No matter what your food preferences – whether you are a vegan, vegetarian or omnivore – plants are at the base of what you eat. Okay, you say, but what about Oreos, one of my major food groups? Surely, they are mostly a petroleum derivative? Leaving aside that petroleum is also originally plant material, let’s check out Oreos. I can’t get Nabisco’s secret recipe, but I found a substitute online so we can make our own. And, no big surprise, plants are critical to every bit of this recipe.

For the cookie we will need flour, sugar, vanilla, cocoa, butter and salt. Where does all this come from?

The flour, of course, is wheat (or some other grain substitute from my gluten-free friends). Wheat is in the grass family, or Poaceae, like other familiar grasses we eat such as rye, barley and even wild rice. They all have a similar flower structure, which is how plants are grouped into families and genera. The most widely grown wheat is Triticum aestivum. Like most grasses, wheat plants produce small, wind pollinated flowers. Once fertilized, each flower produces a small fruit, with seeds called wheat berries inside. The fruits are harvested and threshed to remove the chaff. The outer coating of the wheat berry, the bran, is usually removed and the grains are then ground into flour. Wheat flour is mostly starch, with some protein and other nutrients.

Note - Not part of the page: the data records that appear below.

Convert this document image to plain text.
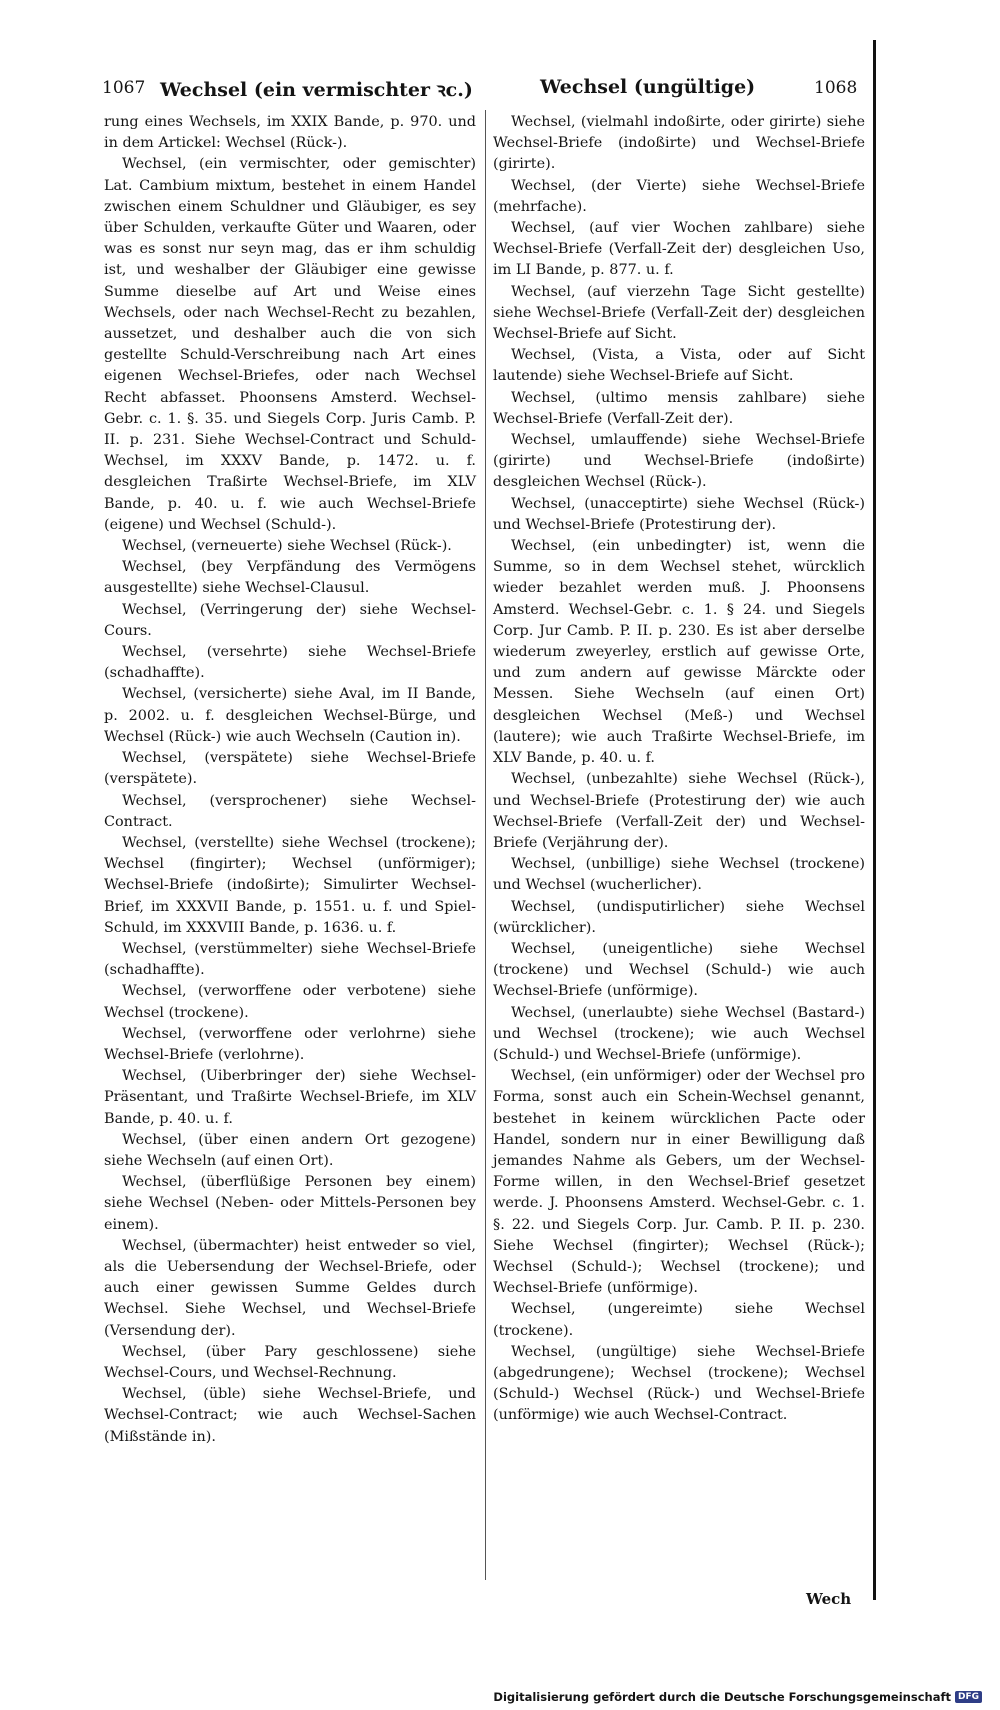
1067 Wechsel (ein vermischter ꝛc.)	Wechsel (ungültige)	1068

rung eines Wechsels, im XXIX Bande, p. 970. und in dem Artickel: Wechsel (Rück-).

Wechsel, (ein vermischter, oder gemischter) Lat. Cambium mixtum, bestehet in einem Handel zwischen einem Schuldner und Gläubiger, es sey über Schulden, verkaufte Güter und Waaren, oder was es sonst nur seyn mag, das er ihm schuldig ist, und weshalber der Gläubiger eine gewisse Summe dieselbe auf Art und Weise eines Wechsels, oder nach Wechsel-Recht zu bezahlen, aussetzet, und deshalber auch die von sich gestellte Schuld-Verschreibung nach Art eines eigenen Wechsel-Briefes, oder nach Wechsel Recht abfasset. Phoonsens Amsterd. Wechsel-Gebr. c. 1. §. 35. und Siegels Corp. Juris Camb. P. II. p. 231. Siehe Wechsel-Contract und Schuld-Wechsel, im XXXV Bande, p. 1472. u. f. desgleichen Traßirte Wechsel-Briefe, im XLV Bande, p. 40. u. f. wie auch Wechsel-Briefe (eigene) und Wechsel (Schuld-).

Wechsel, (verneuerte) siehe Wechsel (Rück-).

Wechsel, (bey Verpfändung des Vermögens ausgestellte) siehe Wechsel-Clausul.

Wechsel, (Verringerung der) siehe Wechsel-Cours.

Wechsel, (versehrte) siehe Wechsel-Briefe (schadhaffte).

Wechsel, (versicherte) siehe Aval, im II Bande, p. 2002. u. f. desgleichen Wechsel-Bürge, und Wechsel (Rück-) wie auch Wechseln (Caution in).

Wechsel, (verspätete) siehe Wechsel-Briefe (verspätete).

Wechsel, (versprochener) siehe Wechsel-Contract.

Wechsel, (verstellte) siehe Wechsel (trockene); Wechsel (fingirter); Wechsel (unförmiger); Wechsel-Briefe (indoßirte); Simulirter Wechsel-Brief, im XXXVII Bande, p. 1551. u. f. und Spiel-Schuld, im XXXVIII Bande, p. 1636. u. f.

Wechsel, (verstümmelter) siehe Wechsel-Briefe (schadhaffte).

Wechsel, (verworffene oder verbotene) siehe Wechsel (trockene).

Wechsel, (verworffene oder verlohrne) siehe Wechsel-Briefe (verlohrne).

Wechsel, (Uiberbringer der) siehe Wechsel-Präsentant, und Traßirte Wechsel-Briefe, im XLV Bande, p. 40. u. f.

Wechsel, (über einen andern Ort gezogene) siehe Wechseln (auf einen Ort).

Wechsel, (überflüßige Personen bey einem) siehe Wechsel (Neben- oder Mittels-Personen bey einem).

Wechsel, (übermachter) heist entweder so viel, als die Uebersendung der Wechsel-Briefe, oder auch einer gewissen Summe Geldes durch Wechsel. Siehe Wechsel, und Wechsel-Briefe (Versendung der).

Wechsel, (über Pary geschlossene) siehe Wechsel-Cours, und Wechsel-Rechnung.

Wechsel, (üble) siehe Wechsel-Briefe, und Wechsel-Contract; wie auch Wechsel-Sachen (Mißstände in).

Wechsel, (vielmahl indoßirte, oder girirte) siehe Wechsel-Briefe (indoßirte) und Wechsel-Briefe (girirte).

Wechsel, (der Vierte) siehe Wechsel-Briefe (mehrfache).

Wechsel, (auf vier Wochen zahlbare) siehe Wechsel-Briefe (Verfall-Zeit der) desgleichen Uso, im LI Bande, p. 877. u. f.

Wechsel, (auf vierzehn Tage Sicht gestellte) siehe Wechsel-Briefe (Verfall-Zeit der) desgleichen Wechsel-Briefe auf Sicht.

Wechsel, (Vista, a Vista, oder auf Sicht lautende) siehe Wechsel-Briefe auf Sicht.

Wechsel, (ultimo mensis zahlbare) siehe Wechsel-Briefe (Verfall-Zeit der).

Wechsel, umlauffende) siehe Wechsel-Briefe (girirte) und Wechsel-Briefe (indoßirte) desgleichen Wechsel (Rück-).

Wechsel, (unacceptirte) siehe Wechsel (Rück-) und Wechsel-Briefe (Protestirung der).

Wechsel, (ein unbedingter) ist, wenn die Summe, so in dem Wechsel stehet, würcklich wieder bezahlet werden muß. J. Phoonsens Amsterd. Wechsel-Gebr. c. 1. § 24. und Siegels Corp. Jur Camb. P. II. p. 230. Es ist aber derselbe wiederum zweyerley, erstlich auf gewisse Orte, und zum andern auf gewisse Märckte oder Messen. Siehe Wechseln (auf einen Ort) desgleichen Wechsel (Meß-) und Wechsel (lautere); wie auch Traßirte Wechsel-Briefe, im XLV Bande, p. 40. u. f.

Wechsel, (unbezahlte) siehe Wechsel (Rück-), und Wechsel-Briefe (Protestirung der) wie auch Wechsel-Briefe (Verfall-Zeit der) und Wechsel-Briefe (Verjährung der).

Wechsel, (unbillige) siehe Wechsel (trockene) und Wechsel (wucherlicher).

Wechsel, (undisputirlicher) siehe Wechsel (würcklicher).

Wechsel, (uneigentliche) siehe Wechsel (trockene) und Wechsel (Schuld-) wie auch Wechsel-Briefe (unförmige).

Wechsel, (unerlaubte) siehe Wechsel (Bastard-) und Wechsel (trockene); wie auch Wechsel (Schuld-) und Wechsel-Briefe (unförmige).

Wechsel, (ein unförmiger) oder der Wechsel pro Forma, sonst auch ein Schein-Wechsel genannt, bestehet in keinem würcklichen Pacte oder Handel, sondern nur in einer Bewilligung daß jemandes Nahme als Gebers, um der Wechsel-Forme willen, in den Wechsel-Brief gesetzet werde. J. Phoonsens Amsterd. Wechsel-Gebr. c. 1. §. 22. und Siegels Corp. Jur. Camb. P. II. p. 230. Siehe Wechsel (fingirter); Wechsel (Rück-); Wechsel (Schuld-); Wechsel (trockene); und Wechsel-Briefe (unförmige).

Wechsel, (ungereimte) siehe Wechsel (trockene).

Wechsel, (ungültige) siehe Wechsel-Briefe (abgedrungene); Wechsel (trockene); Wechsel (Schuld-) Wechsel (Rück-) und Wechsel-Briefe (unförmige) wie auch Wechsel-Contract.

Wech
Digitalisierung gefördert durch die Deutsche Forschungsgemeinschaft DFG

Our next ingredient is sugar. Sugar comes from a couple of different plants. Most commercial sugar comes from sugar beets, or Beta vulgaris in the Amaranthaceae or sugar cane, a grass in the Saccharum genus. Of course, corn syrup comes from corn, or Zea mays, yet another grass. The sugar we will use in our recipe is sucrose, a compound sugar composed of the simple sugars fructose and glucose bonded together. Simple and compound sugars are sweet and easily dissolved in water. Longer chains of sugar molecules compose polysaccharides, including starch, as in the flour. Unlike the flour, sugar has few redeeming qualities and provides nothing but calories (and tasty sweetness).

Next comes butter. Butter comes from cows’ milk, and to produce the milk, cows eat mostly grasses such as blue stem and rye but also some legumes such as alfalfa and clover.

The salt? Okay, I admit the salt doesn’t come from a plant.

Cocoa is next. Oreos famously have a very rich chocolate flavor, and you know the instant you bite into a cookie if it is the real thing, or an imitation just based on the depth of the chocolate flavor. Chocolate comes from the cacao tree, Theobroma cacao. Carl Linnaeus named the tree “Theobroma” or “food of the gods” (and I agree with Carl on the heavenly origin of chocolate). The cacao is a small tree native to the Amazon Forest, but most of the commercially grown cacao grows in west Africa within 20 degrees of the equator. The seeds are inside a large pulpy pod that juts right out of the tree trunk. The cacao seeds are extracted from the pod and the seeds are then fermented, dried, and roasted. The seeds are ground into small nibs, and, if the cocoa butter is removed the remainder is then pulverized to make cocoa powder.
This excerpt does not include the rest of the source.